El caso es que, antes de que su compañero José Garrido disfrutara de un legítimo triunfo, mermado por la citada parcialidad del juez de Plaza, a Alberto López Simón apenas le llegaba el aire a los pulmones, un nudo en la garganta presionaba su pecho y apenas podía contener las lágrimas. La pitada había superado su fortaleza física y mental. Estaba derrotado prematuramente. ¡Qué poco se identifican los públicos con la sensibilidad de quienes van a jugarse la vida al sol de una tarde de toros! ¡Qué poco entienden de su vulnerabilidad! Pero, sobre todo, ¡qué injusto es culparles de los tejemanejes de quienes les organizan la vida y, quizá, la muerte!

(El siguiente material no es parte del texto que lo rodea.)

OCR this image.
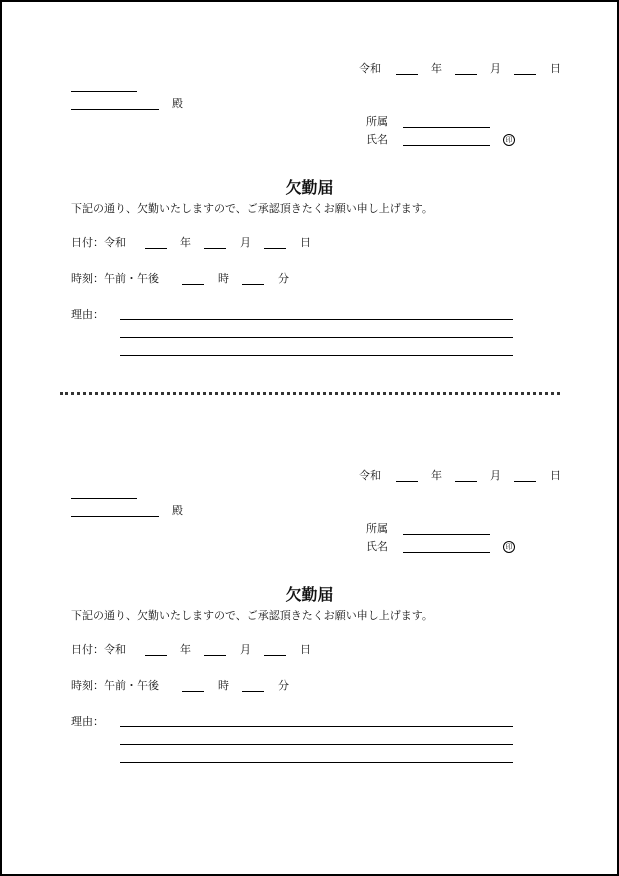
令和	年	月	日
殿
所属
氏名	印
欠勤届
下記の通り、欠勤いたしますので、ご承認頂きたくお願い申し上げます。
日付：令和	年	月	日
時刻：午前・午後	時	分
理由：
令和	年	月	日
殿
所属
氏名	印
欠勤届
下記の通り、欠勤いたしますので、ご承認頂きたくお願い申し上げます。
日付：令和	年	月	日
時刻：午前・午後	時	分
理由：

Escribo de estas cosas cuando apenas faltan cinco horas para que López Simón se vista de luces y reaparezca, al parecer ya recuperado del yuyo de Bilbao en San Sebastián de los Reyes para enfrentarse a ¡seis toros! en solitario. O sea, que el muchacho acaba de salir de un bajón anímico y le meten en un sobresfuerzo físico y mental tremendo, a las puertas de Madrid.

Le deseo toda la suerte del mundo, pero me parece un despropósito descomunal. Ojalá triunfe, pero poner al límite las constantes sicosomáticas de un enfermo recién dado de alta es, como poco, una temeridad.

Por si acaso, habrá que poner este domingo alguna vela más al Cristo de los Remedios, titular de esta feria taurina y devoción oficial del Sanse madrileño…, pero ¡qué barbaridad!